此外,數字時代的金融風險曲線亦將呈現新特征。
科技變革也會推動金融風險形態和安全邊界發生重大變化,尤其是在傳統安全領域之外,信息、數據和網絡安全等非傳統安全領域的風險急劇攀升。
例如,網絡攻擊已成為網絡安全的主要威脅,其組織體系化、技術尖端化、頻率常態化、利益顯性化的特征日益顯著。
特別是金融機構作為數據、信息、資金等要素的交匯點和富集者,正成為網絡攻擊的「重災區」,一些大型金融機構遭遇的攻擊已經需要以億數量級為計,由此引發的網絡安全事件也呈現快速上升趨勢。
為此,金融風險防控的理念和體系都需要進一步優化升級。
金融經營管理模式再塑造
置身于數字經濟浪潮中,金融業需要積極適應變革、擁抱變革,激發內在活力和創造力,構建功能完備、結構合理、安全高效的現代金融體系。
一是金融經營管理模式的再塑造。
適應金融市場「強聯動」與「微循環」發展新趨勢,金融機構應該全面深入調整資產負債表形態,創新數字經濟下的服務模式,在傳統商行業務基礎上,煥發現代金融業務的活性與韌性,積聚更高的經營能量。

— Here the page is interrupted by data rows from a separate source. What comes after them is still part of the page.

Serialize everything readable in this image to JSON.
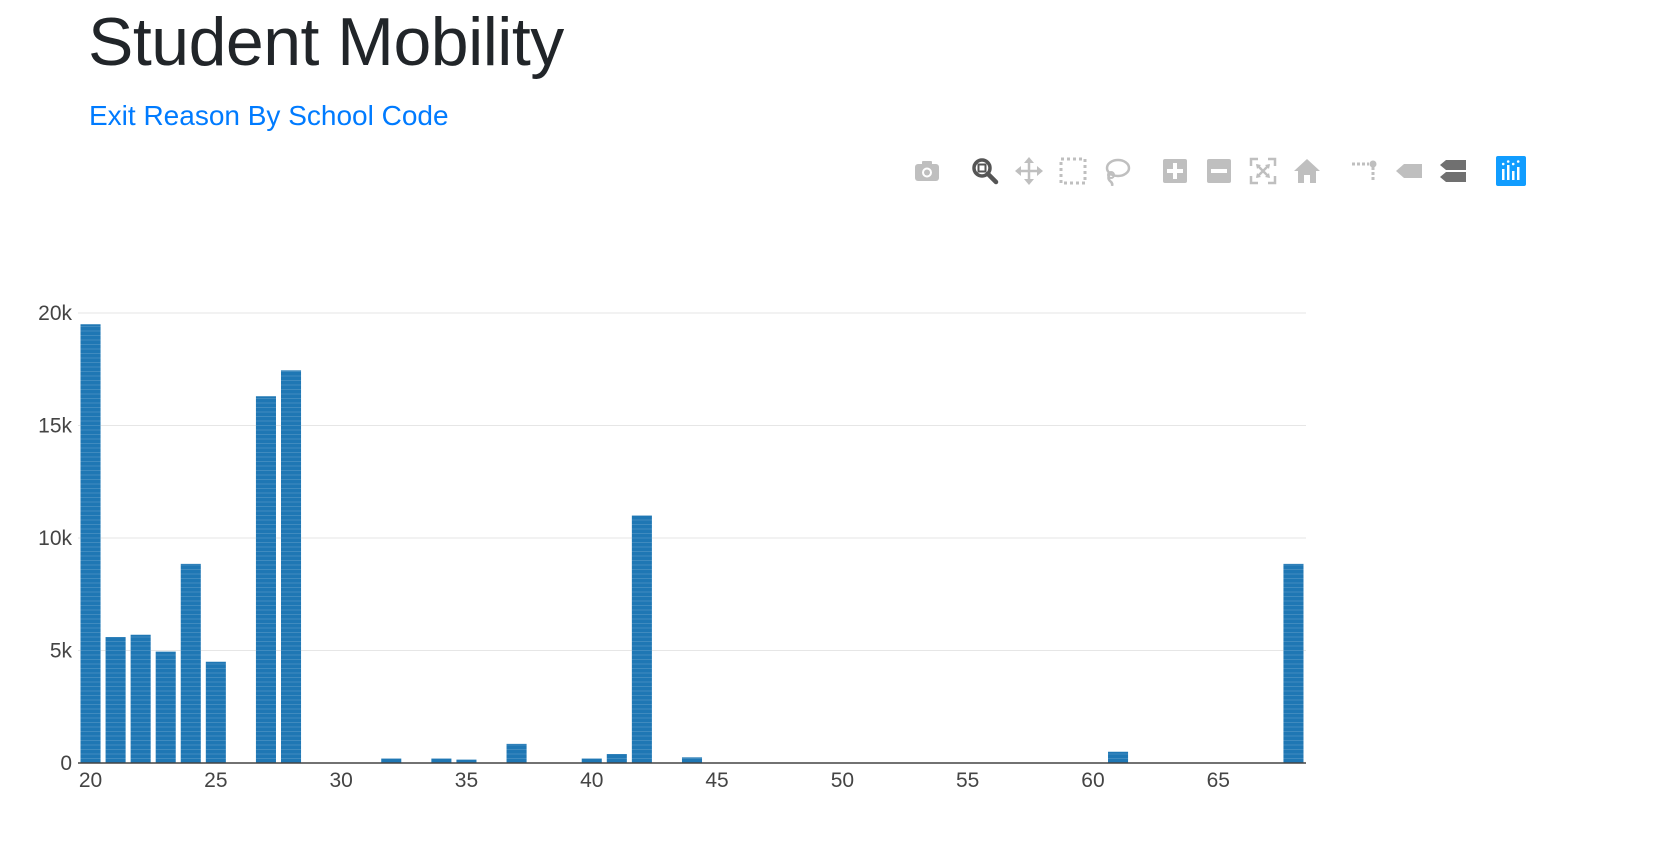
{
  "header": {
    "title": "Student Mobility",
    "subtitle": "Exit Reason By School Code"
  },
  "modebar": {
    "groups": [
      [
        {
          "name": "camera-icon"
        }
      ],
      [
        {
          "name": "zoom-icon",
          "active": true
        },
        {
          "name": "pan-icon"
        },
        {
          "name": "box-select-icon"
        },
        {
          "name": "lasso-select-icon"
        }
      ],
      [
        {
          "name": "zoom-in-icon"
        },
        {
          "name": "zoom-out-icon"
        },
        {
          "name": "autoscale-icon"
        },
        {
          "name": "reset-axes-icon"
        }
      ],
      [
        {
          "name": "toggle-spike-lines-icon"
        },
        {
          "name": "hover-closest-icon"
        },
        {
          "name": "hover-compare-icon"
        }
      ],
      [
        {
          "name": "plotly-logo-icon"
        }
      ]
    ],
    "colors": {
      "inactive": "#bfbfbf",
      "active": "#555555",
      "logo": "#119dff"
    }
  },
  "chart_data": {
    "type": "bar",
    "title": "",
    "xlabel": "",
    "ylabel": "",
    "x": [
      20,
      21,
      22,
      23,
      24,
      25,
      27,
      28,
      32,
      34,
      35,
      37,
      40,
      41,
      42,
      44,
      61,
      68
    ],
    "values": [
      19500,
      5600,
      5700,
      4950,
      8850,
      4500,
      16300,
      17450,
      200,
      200,
      150,
      850,
      200,
      400,
      11000,
      250,
      500,
      8850
    ],
    "xlim": [
      19.5,
      68.5
    ],
    "ylim": [
      0,
      20000
    ],
    "x_ticks": [
      20,
      25,
      30,
      35,
      40,
      45,
      50,
      55,
      60,
      65
    ],
    "x_tick_labels": [
      "20",
      "25",
      "30",
      "35",
      "40",
      "45",
      "50",
      "55",
      "60",
      "65"
    ],
    "y_ticks": [
      0,
      5000,
      10000,
      15000,
      20000
    ],
    "y_tick_labels": [
      "0",
      "5k",
      "10k",
      "15k",
      "20k"
    ],
    "grid": true,
    "bar_color": "#1f77b4"
  }
}
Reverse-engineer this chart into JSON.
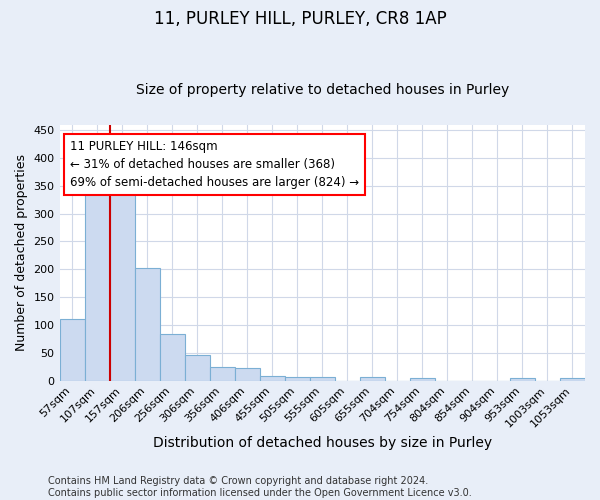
{
  "title1": "11, PURLEY HILL, PURLEY, CR8 1AP",
  "title2": "Size of property relative to detached houses in Purley",
  "xlabel": "Distribution of detached houses by size in Purley",
  "ylabel": "Number of detached properties",
  "bin_labels": [
    "57sqm",
    "107sqm",
    "157sqm",
    "206sqm",
    "256sqm",
    "306sqm",
    "356sqm",
    "406sqm",
    "455sqm",
    "505sqm",
    "555sqm",
    "605sqm",
    "655sqm",
    "704sqm",
    "754sqm",
    "804sqm",
    "854sqm",
    "904sqm",
    "953sqm",
    "1003sqm",
    "1053sqm"
  ],
  "bar_heights": [
    110,
    348,
    340,
    202,
    83,
    46,
    25,
    23,
    9,
    7,
    6,
    0,
    6,
    0,
    4,
    0,
    0,
    0,
    4,
    0,
    4
  ],
  "bar_color": "#ccdaf0",
  "bar_edge_color": "#7bafd4",
  "red_line_index": 2,
  "annotation_text": "11 PURLEY HILL: 146sqm\n← 31% of detached houses are smaller (368)\n69% of semi-detached houses are larger (824) →",
  "annotation_box_color": "white",
  "annotation_box_edge_color": "red",
  "red_line_color": "#cc0000",
  "ylim": [
    0,
    460
  ],
  "yticks": [
    0,
    50,
    100,
    150,
    200,
    250,
    300,
    350,
    400,
    450
  ],
  "footer_text": "Contains HM Land Registry data © Crown copyright and database right 2024.\nContains public sector information licensed under the Open Government Licence v3.0.",
  "plot_bg_color": "white",
  "fig_bg_color": "#e8eef8",
  "grid_color": "#d0d8e8",
  "title1_fontsize": 12,
  "title2_fontsize": 10,
  "xlabel_fontsize": 10,
  "ylabel_fontsize": 9,
  "tick_fontsize": 8,
  "footer_fontsize": 7,
  "annotation_fontsize": 8.5
}
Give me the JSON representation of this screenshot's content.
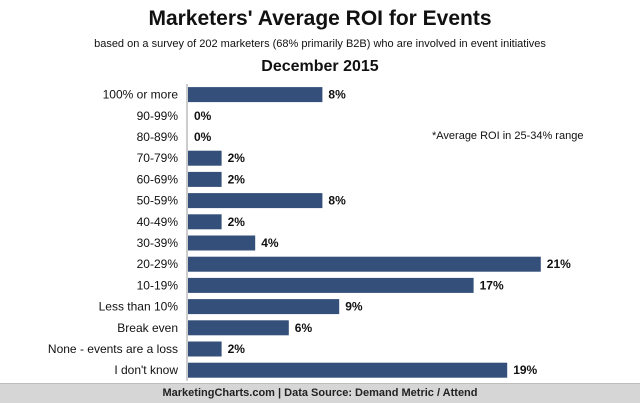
{
  "chart_data": {
    "type": "bar",
    "orientation": "horizontal",
    "title": "Marketers' Average ROI for Events",
    "subtitle": "based on a survey of 202 marketers (68% primarily B2B) who are involved in event initiatives",
    "subtitle2": "December 2015",
    "note": "*Average ROI in 25-34% range",
    "categories": [
      "100% or more",
      "90-99%",
      "80-89%",
      "70-79%",
      "60-69%",
      "50-59%",
      "40-49%",
      "30-39%",
      "20-29%",
      "10-19%",
      "Less than 10%",
      "Break even",
      "None - events are a loss",
      "I don't know"
    ],
    "values": [
      8,
      0,
      0,
      2,
      2,
      8,
      2,
      4,
      21,
      17,
      9,
      6,
      2,
      19
    ],
    "value_labels": [
      "8%",
      "0%",
      "0%",
      "2%",
      "2%",
      "8%",
      "2%",
      "4%",
      "21%",
      "17%",
      "9%",
      "6%",
      "2%",
      "19%"
    ],
    "xlim": [
      0,
      25
    ],
    "xlabel": "",
    "ylabel": "",
    "grid": false,
    "legend": "none",
    "bar_color": "#34507a"
  },
  "footer": "MarketingCharts.com | Data Source: Demand Metric / Attend"
}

同時,管理活動需與經營活動相關要素緊密結合,做到「無經營勿管理」,避免落入「安全駕駛零公里」的空頭管理中,尤其是當前科技已對社會價值網絡深度再造,環境、社會、治理、公共服務等任何一點都可能對企業整體價值帶來重大影響,要求金融管理目標更加網絡化、極致化、精確化、實時化。
二是金融大數據應用的再突破。
數據是數字時代的石油,AI大模型的造物,特別是AGI和ASI,之所以能獲得向人類不斷逼近的認知力、判斷力、決策力,關鍵在于對數據的挖掘提升到了前所未有的深度。
面對正以指數級增長的數據資源,金融業應該進一步打破數據孤島和數據碎片,有效集成和提煉各類結構性數據和非結構性數據,形成更高維度、更高質量、更多來源、更多場景的數據積累和交叉檢核。
同時,在金融理論和實踐中探索數據確權、評估、交易等數據「生產條件」的優化方式,充分釋放數據要素的乘數效應。
三是工程化風險管理體系的再構建。
面對錯綜復雜、內外交織的風險關聯網絡,傳統基于規則經驗和事后反應的風險防控模式顯然付之闕如,亟須強化精準捕捉和有效定價風險的能力體系建設,形成高效識別、定價、交易和化解風險的工具箱與策略集,構建工程化、結構化的金融風險管理體系,更好支持風險全景監測、前瞻預警和智能控制。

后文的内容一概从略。